A música fluía docemente pelos meus canais auditivos: de um lado a bateria farfalhava, por vezes explodindo em batidas certeiras encontrando as notas que pingavam de um delicado piano, do outro, um virtuoso saxofone esgueirava-se por entre os dois e equilibrava os ritmos e sons que invadiam aquele ambiente ambulante. Em certos momentos parecia observar o fantasma de John Coltrane levitando suavemente por entre os passageiros, lambendo com seu sax os ouvidos cansados daquela gente, que mesmo sem saber, viajava comigo. O improviso majestoso do saxofonista servia de combustível para suportar meu sufocante deslocamento. Enquanto o coletivo percorria a autopista eu, quase numa dança, sentia os instrumentos duelando, numa delirante disputa para ver quem me levava mais longe.

Pensava no jazz, naquela música, e nos seus músicos que iniciaram os primeiros acordes de sua história. Historicamente, nas artes, o jazz foi o acontecimento mais impressionante surgido no início do século XX já que seu desenvolvimento nos EUA foi influenciado pela migração dos negros dos estados do Sul para as grandes cidades do meio oeste[1]. Um ritmo que apesar de tocado em sua maioria por negros, e músicos por profissão, nunca se prendeu a convenções sempre manifestando uma liberdade musical e existencial.
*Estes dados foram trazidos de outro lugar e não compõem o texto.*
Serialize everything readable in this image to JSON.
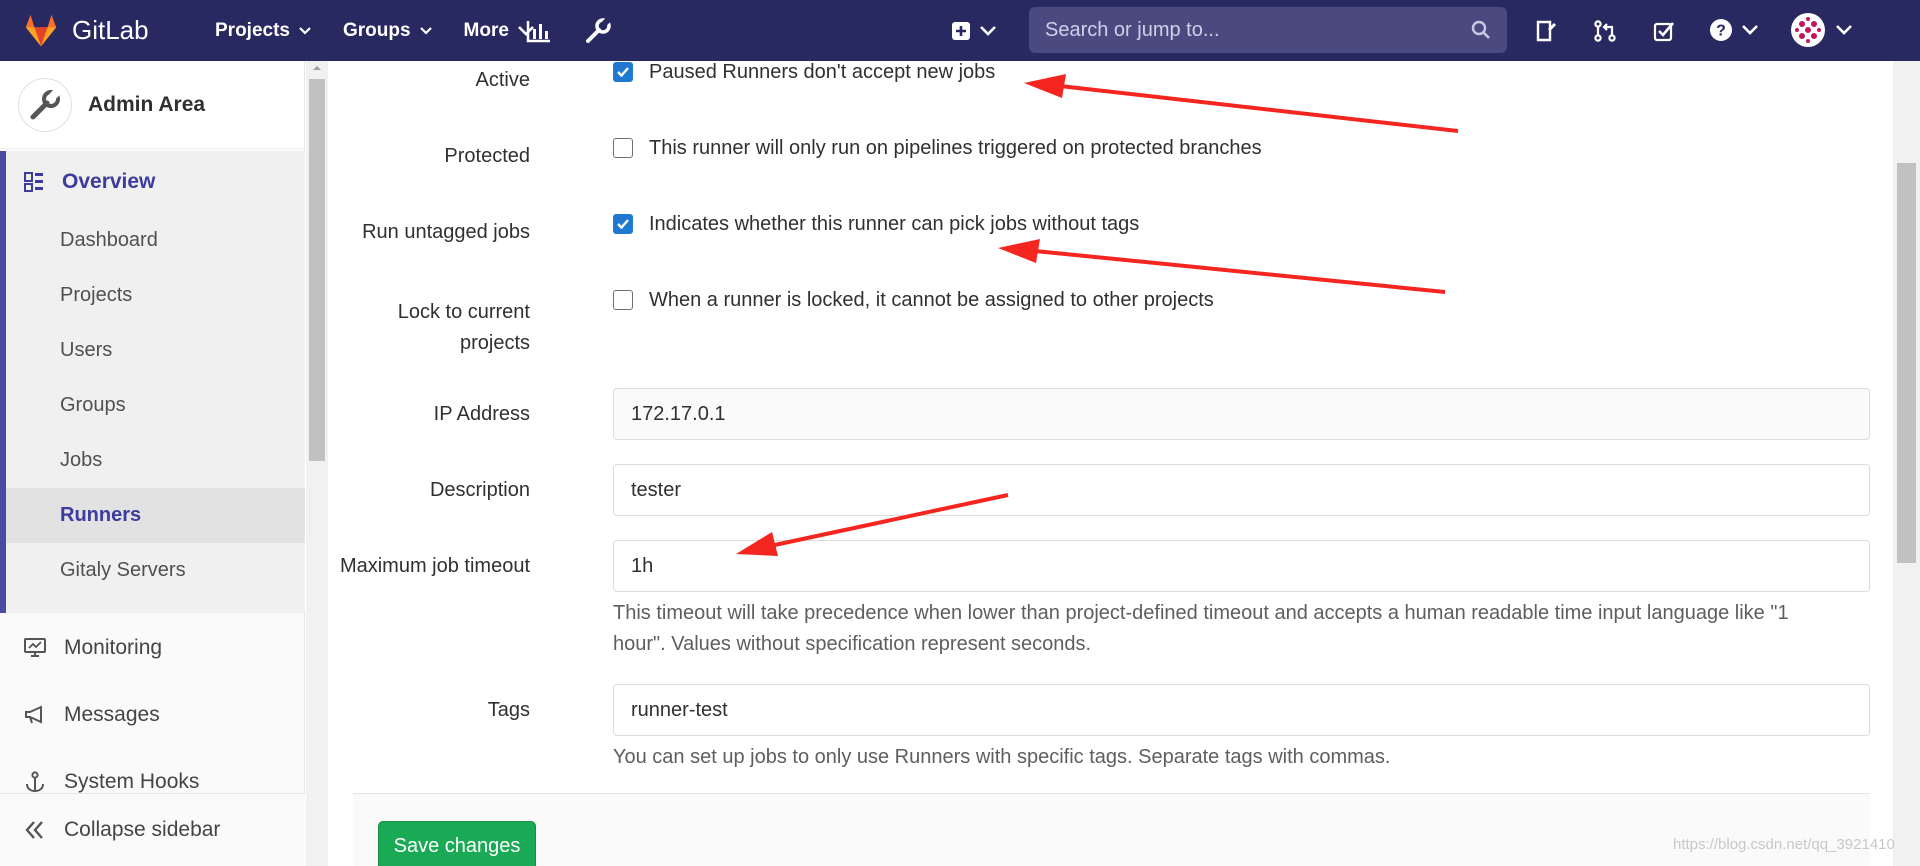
{
  "nav": {
    "brand": "GitLab",
    "projects": "Projects",
    "groups": "Groups",
    "more": "More",
    "search_placeholder": "Search or jump to..."
  },
  "sidebar": {
    "title": "Admin Area",
    "overview": "Overview",
    "items": [
      "Dashboard",
      "Projects",
      "Users",
      "Groups",
      "Jobs",
      "Runners",
      "Gitaly Servers"
    ],
    "active_item": "Runners",
    "monitoring": "Monitoring",
    "messages": "Messages",
    "system_hooks": "System Hooks",
    "collapse": "Collapse sidebar"
  },
  "form": {
    "active": {
      "label": "Active",
      "text": "Paused Runners don't accept new jobs",
      "checked": true
    },
    "protected": {
      "label": "Protected",
      "text": "This runner will only run on pipelines triggered on protected branches",
      "checked": false
    },
    "untagged": {
      "label": "Run untagged jobs",
      "text": "Indicates whether this runner can pick jobs without tags",
      "checked": true
    },
    "locked": {
      "label_line1": "Lock to current",
      "label_line2": "projects",
      "text": "When a runner is locked, it cannot be assigned to other projects",
      "checked": false
    },
    "ip": {
      "label": "IP Address",
      "value": "172.17.0.1"
    },
    "description": {
      "label": "Description",
      "value": "tester"
    },
    "timeout": {
      "label": "Maximum job timeout",
      "value": "1h",
      "help_line1": "This timeout will take precedence when lower than project-defined timeout and accepts a human readable time input language like \"1",
      "help_line2": "hour\". Values without specification represent seconds."
    },
    "tags": {
      "label": "Tags",
      "value": "runner-test",
      "help": "You can set up jobs to only use Runners with specific tags. Separate tags with commas."
    },
    "save": "Save changes"
  },
  "watermark": "https://blog.csdn.net/qq_3921410",
  "colors": {
    "nav_bg": "#292961",
    "accent": "#3c3c9e",
    "save": "#1aaa55",
    "annotation": "#f5251f"
  }
}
E isto muito tinha a ver com todas as pessoas que estavam comigo naquela viagem: trabalhadores com vidas marcadas, suadas e que constantemente improvisam as notas de suas existências.
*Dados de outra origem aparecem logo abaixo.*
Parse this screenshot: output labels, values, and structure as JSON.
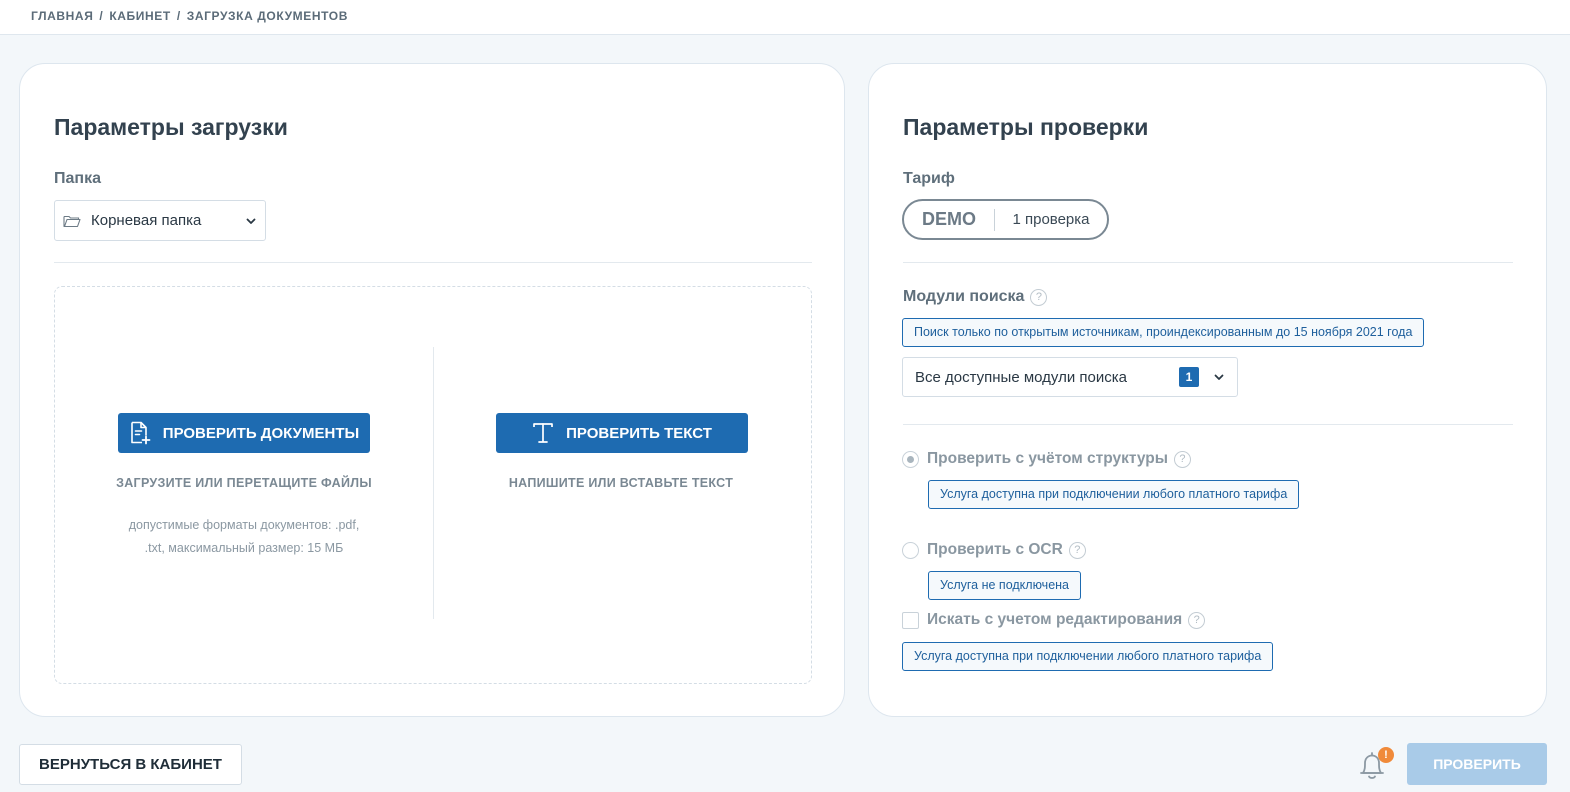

No entanto, mesmo tendo surgido em meio aos grandes centros urbanos, atualmente na turbulência cotidiana da metrópole poucos espaços sobram para ouvir jazz. Uma música que não empilha notas, que não emparelha acordes. É preciso dispor de tempo, possuir sensibilidade, preferindo degustá-la como (e juntamente com) um bom vinho. Não procurar controlá-la, deixá-la percorrer o tempo e o espaço, aproveitar as suas mudanças repentinas de tons para se permitir uma transformação da audição, já cansada dos ruídos contemporâneos que invadem nossos corpos e nossas almas.


[1] HOBSBAWN, Eric. A era dos Extremos: o breve século XX:1914-1991. São Paulo: Companhia das Letras, 1995.